こうした情報が寄せられた際、私たちは通常、
「使用者には、介助犬に無理をさせないよう指導しています」
とお答えしています。
もちろん、それは事実です。
介助犬との生活を始めるための訓練では、介助動作だけを学ぶわけではありません。
犬の健康管理、日々の体調確認、排泄、食事、休息、被毛や肉球の状態など、介助犬と暮らしていくために必要なことを学びます。
当然、夏場の暑さへの対応もその一つです。
しかし、「きちんと指導しています」という説明だけを繰り返していても、この問題はなかなか解決しないのではないかと感じています。
確かに、犬は人間より地面に近いところを歩きます。
真夏のアスファルトは非常に高温になりますし、熱中症や肉球のやけどにも十分な注意が必要です。
だからこそ、私たちも夏場の外出には細心の注意を払うよう伝えています。
一方で、介助犬と暮らしている人にとって、介助犬は「散歩のために連れて歩いているペット」ではありません。
通勤、通院、買い物、行政手続き、人との約束。
障害のある人にも、暑い夏の日に外出しなければならないことがあります。
「暑いから犬を外に出さないで」と言うことは簡単です。
しかし、それによって介助犬使用者自身も外出できなくなるとしたら、どうでしょうか。
夏の間、社会参加を控えなければならないのでしょうか。
ここには、犬の福祉を守ることと、障害のある人の社会参加を守ること、その両方を考える必要があります。

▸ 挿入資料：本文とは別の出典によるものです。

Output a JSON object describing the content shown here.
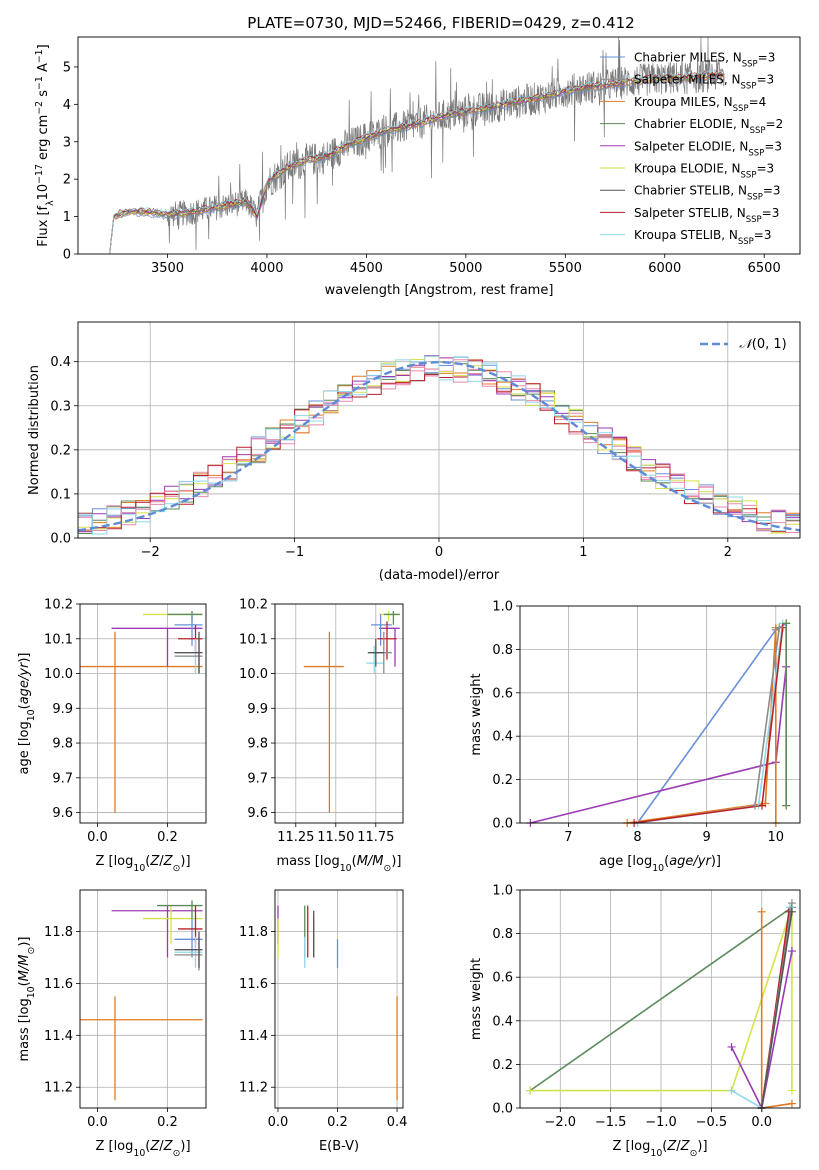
{
  "figure": {
    "title": "PLATE=0730, MJD=52466, FIBERID=0429, z=0.412"
  },
  "models": [
    {
      "name": "Chabrier MILES, N_SSP=3",
      "base": "Chabrier MILES, N",
      "sub": "SSP",
      "tail": "=3",
      "color": "#6a8fd8"
    },
    {
      "name": "Salpeter MILES, N_SSP=3",
      "base": "Salpeter MILES, N",
      "sub": "SSP",
      "tail": "=3",
      "color": "#8b8b8b"
    },
    {
      "name": "Kroupa MILES, N_SSP=4",
      "base": "Kroupa MILES, N",
      "sub": "SSP",
      "tail": "=4",
      "color": "#e07a22"
    },
    {
      "name": "Chabrier ELODIE, N_SSP=2",
      "base": "Chabrier ELODIE, N",
      "sub": "SSP",
      "tail": "=2",
      "color": "#5b8a5b"
    },
    {
      "name": "Salpeter ELODIE, N_SSP=3",
      "base": "Salpeter ELODIE, N",
      "sub": "SSP",
      "tail": "=3",
      "color": "#9a3bb5"
    },
    {
      "name": "Kroupa ELODIE, N_SSP=3",
      "base": "Kroupa ELODIE, N",
      "sub": "SSP",
      "tail": "=3",
      "color": "#d4e34a"
    },
    {
      "name": "Chabrier STELIB, N_SSP=3",
      "base": "Chabrier STELIB, N",
      "sub": "SSP",
      "tail": "=3",
      "color": "#555555"
    },
    {
      "name": "Salpeter STELIB, N_SSP=3",
      "base": "Salpeter STELIB, N",
      "sub": "SSP",
      "tail": "=3",
      "color": "#b8202a"
    },
    {
      "name": "Kroupa STELIB, N_SSP=3",
      "base": "Kroupa STELIB, N",
      "sub": "SSP",
      "tail": "=3",
      "color": "#8fd8e8"
    }
  ],
  "chart_data": [
    {
      "id": "spectrum",
      "type": "line",
      "xlabel": "wavelength [Angstrom, rest frame]",
      "ylabel": "Flux [f_λ 10^-17 erg cm^-2 s^-1 A^-1]",
      "xlim": [
        3050,
        6680
      ],
      "ylim": [
        0,
        5.8
      ],
      "xticks": [
        "3500",
        "4000",
        "4500",
        "5000",
        "5500",
        "6000",
        "6500"
      ],
      "yticks": [
        "0",
        "1",
        "2",
        "3",
        "4",
        "5"
      ],
      "grid": false,
      "legend": "top-right",
      "model_curve": [
        [
          3210,
          0
        ],
        [
          3230,
          1.0
        ],
        [
          3300,
          1.15
        ],
        [
          3400,
          1.12
        ],
        [
          3500,
          1.05
        ],
        [
          3600,
          1.1
        ],
        [
          3700,
          1.2
        ],
        [
          3800,
          1.3
        ],
        [
          3900,
          1.4
        ],
        [
          3950,
          1.0
        ],
        [
          4000,
          1.9
        ],
        [
          4100,
          2.3
        ],
        [
          4200,
          2.5
        ],
        [
          4300,
          2.6
        ],
        [
          4400,
          2.9
        ],
        [
          4500,
          3.1
        ],
        [
          4600,
          3.3
        ],
        [
          4700,
          3.4
        ],
        [
          4800,
          3.55
        ],
        [
          4900,
          3.7
        ],
        [
          5000,
          3.8
        ],
        [
          5100,
          3.9
        ],
        [
          5200,
          4.0
        ],
        [
          5300,
          4.1
        ],
        [
          5400,
          4.2
        ],
        [
          5500,
          4.35
        ],
        [
          5600,
          4.45
        ],
        [
          5700,
          4.5
        ],
        [
          5800,
          4.6
        ],
        [
          5900,
          4.65
        ],
        [
          6000,
          4.7
        ],
        [
          6100,
          4.7
        ],
        [
          6200,
          4.75
        ],
        [
          6300,
          4.8
        ]
      ],
      "data_range": [
        3210,
        6300
      ]
    },
    {
      "id": "residuals",
      "type": "histogram",
      "xlabel": "(data-model)/error",
      "ylabel": "Normed distribution",
      "xlim": [
        -2.5,
        2.5
      ],
      "ylim": [
        0,
        0.49
      ],
      "xticks": [
        "−2",
        "−1",
        "0",
        "1",
        "2"
      ],
      "yticks": [
        "0.0",
        "0.1",
        "0.2",
        "0.3",
        "0.4"
      ],
      "grid": true,
      "legend": "top-right",
      "reference_label": "N(0,1)",
      "bin_width": 0.1,
      "bin_start": -2.5
    },
    {
      "id": "age_vs_Z",
      "type": "errorbar",
      "xlabel": "Z [log10(Z/Z⊙)]",
      "ylabel": "age [log10(age/yr)]",
      "xlim": [
        -0.05,
        0.31
      ],
      "ylim": [
        9.57,
        10.2
      ],
      "xticks": [
        "0.0",
        "0.2"
      ],
      "yticks": [
        "9.6",
        "9.7",
        "9.8",
        "9.9",
        "10.0",
        "10.1",
        "10.2"
      ],
      "grid": true,
      "points": [
        {
          "m": 2,
          "x": 0.05,
          "y": 10.02,
          "xlo": -0.05,
          "xhi": 0.3,
          "ylo": 9.6,
          "yhi": 10.12
        },
        {
          "m": 4,
          "x": 0.2,
          "y": 10.13,
          "xlo": 0.04,
          "xhi": 0.3,
          "ylo": 10.02,
          "yhi": 10.13
        },
        {
          "m": 5,
          "x": 0.21,
          "y": 10.17,
          "xlo": 0.13,
          "xhi": 0.3,
          "ylo": 10.17,
          "yhi": 10.17
        },
        {
          "m": 3,
          "x": 0.27,
          "y": 10.17,
          "xlo": 0.2,
          "xhi": 0.3,
          "ylo": 10.15,
          "yhi": 10.18
        },
        {
          "m": 0,
          "x": 0.27,
          "y": 10.14,
          "xlo": 0.22,
          "xhi": 0.3,
          "ylo": 10.08,
          "yhi": 10.17
        },
        {
          "m": 7,
          "x": 0.28,
          "y": 10.1,
          "xlo": 0.23,
          "xhi": 0.3,
          "ylo": 10.06,
          "yhi": 10.14
        },
        {
          "m": 8,
          "x": 0.28,
          "y": 10.05,
          "xlo": 0.23,
          "xhi": 0.3,
          "ylo": 10.0,
          "yhi": 10.1
        },
        {
          "m": 1,
          "x": 0.29,
          "y": 10.05,
          "xlo": 0.22,
          "xhi": 0.3,
          "ylo": 10.0,
          "yhi": 10.1
        },
        {
          "m": 6,
          "x": 0.29,
          "y": 10.06,
          "xlo": 0.22,
          "xhi": 0.3,
          "ylo": 10.0,
          "yhi": 10.12
        }
      ]
    },
    {
      "id": "age_vs_mass",
      "type": "errorbar",
      "xlabel": "mass [log10(M/M⊙)]",
      "ylabel": "",
      "xlim": [
        11.12,
        11.92
      ],
      "ylim": [
        9.57,
        10.2
      ],
      "xticks": [
        "11.25",
        "11.50",
        "11.75"
      ],
      "yticks": [
        "9.6",
        "9.7",
        "9.8",
        "9.9",
        "10.0",
        "10.1",
        "10.2"
      ],
      "grid": true,
      "points": [
        {
          "m": 2,
          "x": 11.46,
          "y": 10.02,
          "xlo": 11.3,
          "xhi": 11.55,
          "ylo": 9.6,
          "yhi": 10.12
        },
        {
          "m": 4,
          "x": 11.87,
          "y": 10.13,
          "xlo": 11.77,
          "xhi": 11.9,
          "ylo": 10.02,
          "yhi": 10.13
        },
        {
          "m": 5,
          "x": 11.83,
          "y": 10.17,
          "xlo": 11.77,
          "xhi": 11.9,
          "ylo": 10.15,
          "yhi": 10.18
        },
        {
          "m": 3,
          "x": 11.86,
          "y": 10.17,
          "xlo": 11.8,
          "xhi": 11.9,
          "ylo": 10.14,
          "yhi": 10.18
        },
        {
          "m": 0,
          "x": 11.78,
          "y": 10.14,
          "xlo": 11.72,
          "xhi": 11.85,
          "ylo": 10.08,
          "yhi": 10.17
        },
        {
          "m": 7,
          "x": 11.82,
          "y": 10.1,
          "xlo": 11.76,
          "xhi": 11.88,
          "ylo": 10.04,
          "yhi": 10.15
        },
        {
          "m": 8,
          "x": 11.74,
          "y": 10.03,
          "xlo": 11.69,
          "xhi": 11.8,
          "ylo": 10.0,
          "yhi": 10.08
        },
        {
          "m": 1,
          "x": 11.8,
          "y": 10.06,
          "xlo": 11.74,
          "xhi": 11.85,
          "ylo": 10.0,
          "yhi": 10.12
        },
        {
          "m": 6,
          "x": 11.75,
          "y": 10.06,
          "xlo": 11.7,
          "xhi": 11.8,
          "ylo": 10.02,
          "yhi": 10.1
        }
      ]
    },
    {
      "id": "weight_vs_age",
      "type": "line",
      "xlabel": "age [log10(age/yr)]",
      "ylabel": "mass weight",
      "xlim": [
        6.3,
        10.35
      ],
      "ylim": [
        0,
        1
      ],
      "xticks": [
        "7",
        "8",
        "9",
        "10"
      ],
      "yticks": [
        "0.0",
        "0.2",
        "0.4",
        "0.6",
        "0.8",
        "1.0"
      ],
      "grid": true,
      "lines": [
        {
          "m": 0,
          "pts": [
            [
              8.0,
              0.0
            ],
            [
              10.0,
              0.89
            ],
            [
              10.15,
              0.92
            ]
          ]
        },
        {
          "m": 4,
          "pts": [
            [
              6.45,
              0.0
            ],
            [
              10.0,
              0.28
            ],
            [
              10.15,
              0.72
            ]
          ]
        },
        {
          "m": 2,
          "pts": [
            [
              7.85,
              0.0
            ],
            [
              9.85,
              0.09
            ],
            [
              10.0,
              0.9
            ],
            [
              10.0,
              0.0
            ]
          ]
        },
        {
          "m": 8,
          "pts": [
            [
              8.0,
              0.0
            ],
            [
              9.75,
              0.08
            ],
            [
              10.1,
              0.92
            ]
          ]
        },
        {
          "m": 7,
          "pts": [
            [
              7.95,
              0.0
            ],
            [
              9.8,
              0.08
            ],
            [
              10.1,
              0.9
            ]
          ]
        },
        {
          "m": 5,
          "pts": [
            [
              10.15,
              0.92
            ],
            [
              10.15,
              0.08
            ]
          ]
        },
        {
          "m": 3,
          "pts": [
            [
              10.15,
              0.92
            ],
            [
              10.15,
              0.08
            ]
          ]
        },
        {
          "m": 1,
          "pts": [
            [
              9.7,
              0.08
            ],
            [
              10.05,
              0.9
            ]
          ]
        }
      ]
    },
    {
      "id": "mass_vs_Z",
      "type": "errorbar",
      "xlabel": "Z [log10(Z/Z⊙)]",
      "ylabel": "mass [log10(M/M⊙)]",
      "xlim": [
        -0.05,
        0.31
      ],
      "ylim": [
        11.12,
        11.96
      ],
      "xticks": [
        "0.0",
        "0.2"
      ],
      "yticks": [
        "11.2",
        "11.4",
        "11.6",
        "11.8"
      ],
      "grid": true,
      "points": [
        {
          "m": 2,
          "x": 0.05,
          "y": 11.46,
          "xlo": -0.05,
          "xhi": 0.3,
          "ylo": 11.15,
          "yhi": 11.55
        },
        {
          "m": 4,
          "x": 0.2,
          "y": 11.88,
          "xlo": 0.04,
          "xhi": 0.3,
          "ylo": 11.7,
          "yhi": 11.9
        },
        {
          "m": 5,
          "x": 0.21,
          "y": 11.85,
          "xlo": 0.13,
          "xhi": 0.3,
          "ylo": 11.75,
          "yhi": 11.9
        },
        {
          "m": 3,
          "x": 0.27,
          "y": 11.9,
          "xlo": 0.17,
          "xhi": 0.3,
          "ylo": 11.85,
          "yhi": 11.92
        },
        {
          "m": 0,
          "x": 0.27,
          "y": 11.77,
          "xlo": 0.22,
          "xhi": 0.3,
          "ylo": 11.7,
          "yhi": 11.85
        },
        {
          "m": 7,
          "x": 0.28,
          "y": 11.81,
          "xlo": 0.23,
          "xhi": 0.3,
          "ylo": 11.75,
          "yhi": 11.9
        },
        {
          "m": 8,
          "x": 0.28,
          "y": 11.72,
          "xlo": 0.22,
          "xhi": 0.3,
          "ylo": 11.66,
          "yhi": 11.78
        },
        {
          "m": 1,
          "x": 0.29,
          "y": 11.71,
          "xlo": 0.22,
          "xhi": 0.3,
          "ylo": 11.65,
          "yhi": 11.78
        },
        {
          "m": 6,
          "x": 0.29,
          "y": 11.73,
          "xlo": 0.22,
          "xhi": 0.3,
          "ylo": 11.66,
          "yhi": 11.8
        }
      ]
    },
    {
      "id": "mass_vs_EBV",
      "type": "errorbar",
      "xlabel": "E(B-V)",
      "ylabel": "",
      "xlim": [
        -0.01,
        0.42
      ],
      "ylim": [
        11.12,
        11.96
      ],
      "xticks": [
        "0.0",
        "0.2",
        "0.4"
      ],
      "yticks": [
        "11.2",
        "11.4",
        "11.6",
        "11.8"
      ],
      "grid": true,
      "points": [
        {
          "m": 2,
          "x": 0.4,
          "y": 11.46,
          "xlo": 0.4,
          "xhi": 0.4,
          "ylo": 11.15,
          "yhi": 11.55
        },
        {
          "m": 4,
          "x": 0.0,
          "y": 11.85,
          "xlo": 0.0,
          "xhi": 0.0,
          "ylo": 11.75,
          "yhi": 11.9
        },
        {
          "m": 5,
          "x": 0.0,
          "y": 11.78,
          "xlo": 0.0,
          "xhi": 0.0,
          "ylo": 11.7,
          "yhi": 11.85
        },
        {
          "m": 3,
          "x": 0.09,
          "y": 11.82,
          "xlo": 0.09,
          "xhi": 0.09,
          "ylo": 11.7,
          "yhi": 11.9
        },
        {
          "m": 0,
          "x": 0.2,
          "y": 11.72,
          "xlo": 0.2,
          "xhi": 0.2,
          "ylo": 11.66,
          "yhi": 11.77
        },
        {
          "m": 7,
          "x": 0.1,
          "y": 11.8,
          "xlo": 0.1,
          "xhi": 0.1,
          "ylo": 11.7,
          "yhi": 11.9
        },
        {
          "m": 8,
          "x": 0.09,
          "y": 11.72,
          "xlo": 0.09,
          "xhi": 0.09,
          "ylo": 11.66,
          "yhi": 11.78
        },
        {
          "m": 1,
          "x": 0.12,
          "y": 11.77,
          "xlo": 0.12,
          "xhi": 0.12,
          "ylo": 11.7,
          "yhi": 11.85
        },
        {
          "m": 6,
          "x": 0.12,
          "y": 11.78,
          "xlo": 0.12,
          "xhi": 0.12,
          "ylo": 11.7,
          "yhi": 11.88
        }
      ]
    },
    {
      "id": "weight_vs_Z",
      "type": "line",
      "xlabel": "Z [log10(Z/Z⊙)]",
      "ylabel": "mass weight",
      "xlim": [
        -2.4,
        0.38
      ],
      "ylim": [
        0,
        1
      ],
      "xticks": [
        "−2.0",
        "−1.5",
        "−1.0",
        "−0.5",
        "0.0"
      ],
      "yticks": [
        "0.0",
        "0.2",
        "0.4",
        "0.6",
        "0.8",
        "1.0"
      ],
      "grid": true,
      "lines": [
        {
          "m": 3,
          "pts": [
            [
              -2.3,
              0.08
            ],
            [
              0.3,
              0.92
            ]
          ]
        },
        {
          "m": 5,
          "pts": [
            [
              -2.3,
              0.08
            ],
            [
              -0.3,
              0.08
            ],
            [
              0.3,
              0.92
            ],
            [
              0.3,
              0.08
            ]
          ]
        },
        {
          "m": 2,
          "pts": [
            [
              0.0,
              0.9
            ],
            [
              0.0,
              0.0
            ],
            [
              0.3,
              0.02
            ]
          ]
        },
        {
          "m": 4,
          "pts": [
            [
              -0.3,
              0.28
            ],
            [
              0.0,
              0.0
            ],
            [
              0.3,
              0.72
            ]
          ]
        },
        {
          "m": 0,
          "pts": [
            [
              0.0,
              0.0
            ],
            [
              0.3,
              0.92
            ]
          ]
        },
        {
          "m": 8,
          "pts": [
            [
              -0.3,
              0.08
            ],
            [
              0.0,
              0.0
            ],
            [
              0.28,
              0.92
            ]
          ]
        },
        {
          "m": 7,
          "pts": [
            [
              0.0,
              0.0
            ],
            [
              0.27,
              0.9
            ]
          ]
        },
        {
          "m": 1,
          "pts": [
            [
              0.0,
              0.0
            ],
            [
              0.3,
              0.94
            ]
          ]
        },
        {
          "m": 6,
          "pts": [
            [
              0.0,
              0.0
            ],
            [
              0.3,
              0.9
            ]
          ]
        }
      ]
    }
  ]
}
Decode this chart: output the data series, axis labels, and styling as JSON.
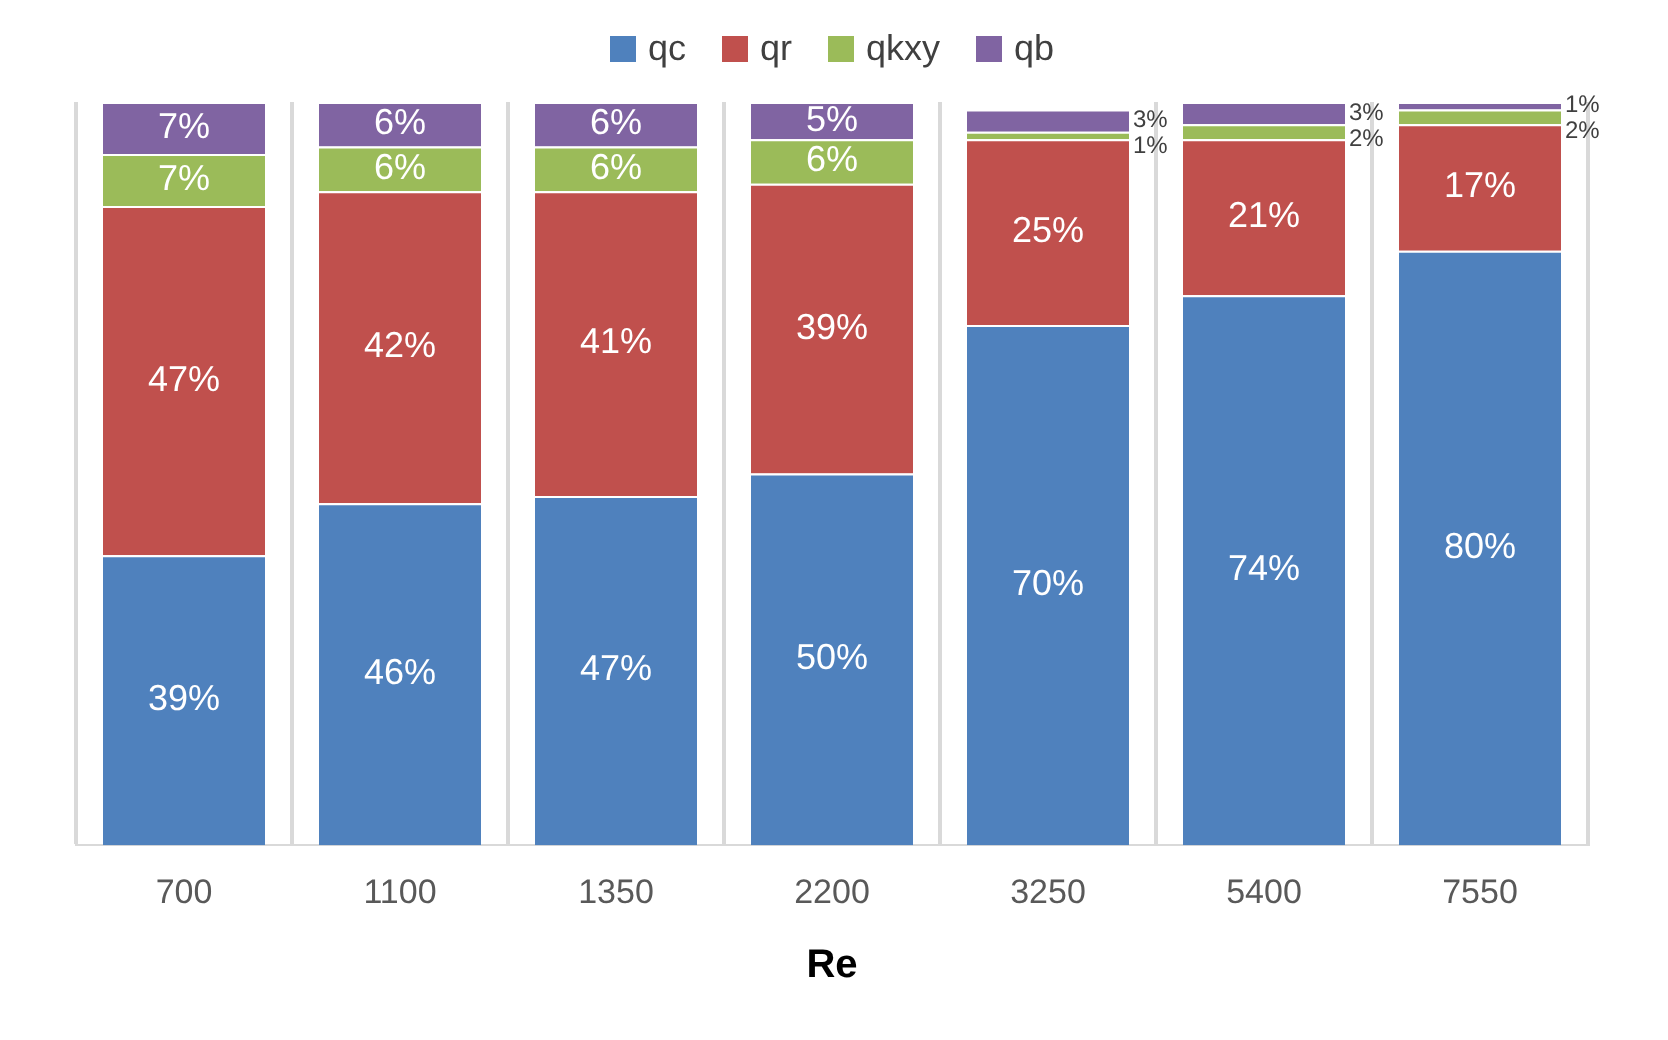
{
  "chart_data": {
    "type": "bar",
    "stacked": true,
    "xlabel": "Re",
    "categories": [
      "700",
      "1100",
      "1350",
      "2200",
      "3250",
      "5400",
      "7550"
    ],
    "ylim": [
      0,
      100
    ],
    "tick_labels": "x",
    "grid": "x",
    "legend": "top",
    "series": [
      {
        "name": "qc",
        "color": "#4f81bd",
        "values": [
          39,
          46,
          47,
          50,
          70,
          74,
          80
        ],
        "value_labels": [
          "39%",
          "46%",
          "47%",
          "50%",
          "70%",
          "74%",
          "80%"
        ]
      },
      {
        "name": "qr",
        "color": "#c0504d",
        "values": [
          47,
          42,
          41,
          39,
          25,
          21,
          17
        ],
        "value_labels": [
          "47%",
          "42%",
          "41%",
          "39%",
          "25%",
          "21%",
          "17%"
        ]
      },
      {
        "name": "qkxy",
        "color": "#9bbb59",
        "values": [
          7,
          6,
          6,
          6,
          1,
          2,
          2
        ],
        "value_labels": [
          "7%",
          "6%",
          "6%",
          "6%",
          "1%",
          "2%",
          "2%"
        ]
      },
      {
        "name": "qb",
        "color": "#8064a2",
        "values": [
          7,
          6,
          6,
          5,
          3,
          3,
          1
        ],
        "value_labels": [
          "7%",
          "6%",
          "6%",
          "5%",
          "3%",
          "3%",
          "1%"
        ]
      }
    ]
  }
}
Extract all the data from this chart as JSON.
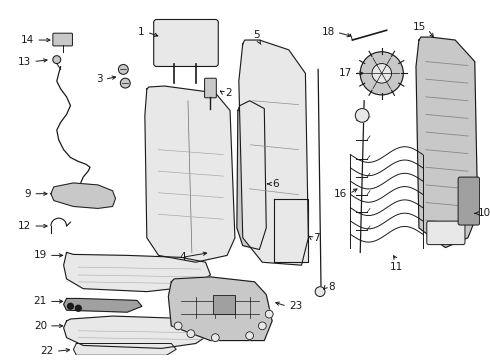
{
  "bg": "#ffffff",
  "line_color": "#1a1a1a",
  "gray_fill": "#c8c8c8",
  "light_fill": "#e8e8e8",
  "dark_fill": "#a0a0a0",
  "lw": 0.8
}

どちらか一方を犠牲にすればよいという話ではありません。
介助犬使用者は、犬と一緒に生活しています。
その日の食欲、排泄、歩き方、呼吸、疲れ方、いつもとの表情の違い。
毎日一緒にいるからこそ分かる変化があります。
もちろん、使用者だから絶対に間違いがない、という意味ではありません。
だからこそ私たち育成団体も、認定して終わりではなく、介助犬と使用者の生活を継続して支えていく必要があります。
ただ、街中で数分間その姿を見ただけでは、その介助犬がどのくらい歩いてきたのか、直前までどこで休んでいたのか、水分をいつ取ったのか、その日の体調がどうなのかまでは分かりません。
犬が口を開けて呼吸している姿だけを見て、「苦しんでいる」「虐待されている」と判断されてしまうこともあります。
心配することと、虐待だと決めつけることは、少し違います。
明らかに犬がぐったりしている、歩くことができない、使用者が犬の異変に気づいていないように見える。
そのような場合には、もちろん見過ごしてほしいとは思いません。
ただ、すぐに「虐待だ」と決めつけるのではなく、
「ワンちゃん、大丈夫ですか?」
と、まず使用者本人に声をかけていただくことも一つの方法ではないでしょうか。
介助犬を心配してくださる気持ちは、とてもありがたいものです。
その優しさが、介助犬だけではなく、介助犬と暮らす使用者にも向けられる社会であってほしいと思います。
介助犬を守ることと、介助犬使用者の社会参加を守ること。
私たちは、その二つを切り離して考えることはできません。
暑い夏だからこそ、介助犬について知っていただく機会になればと思います。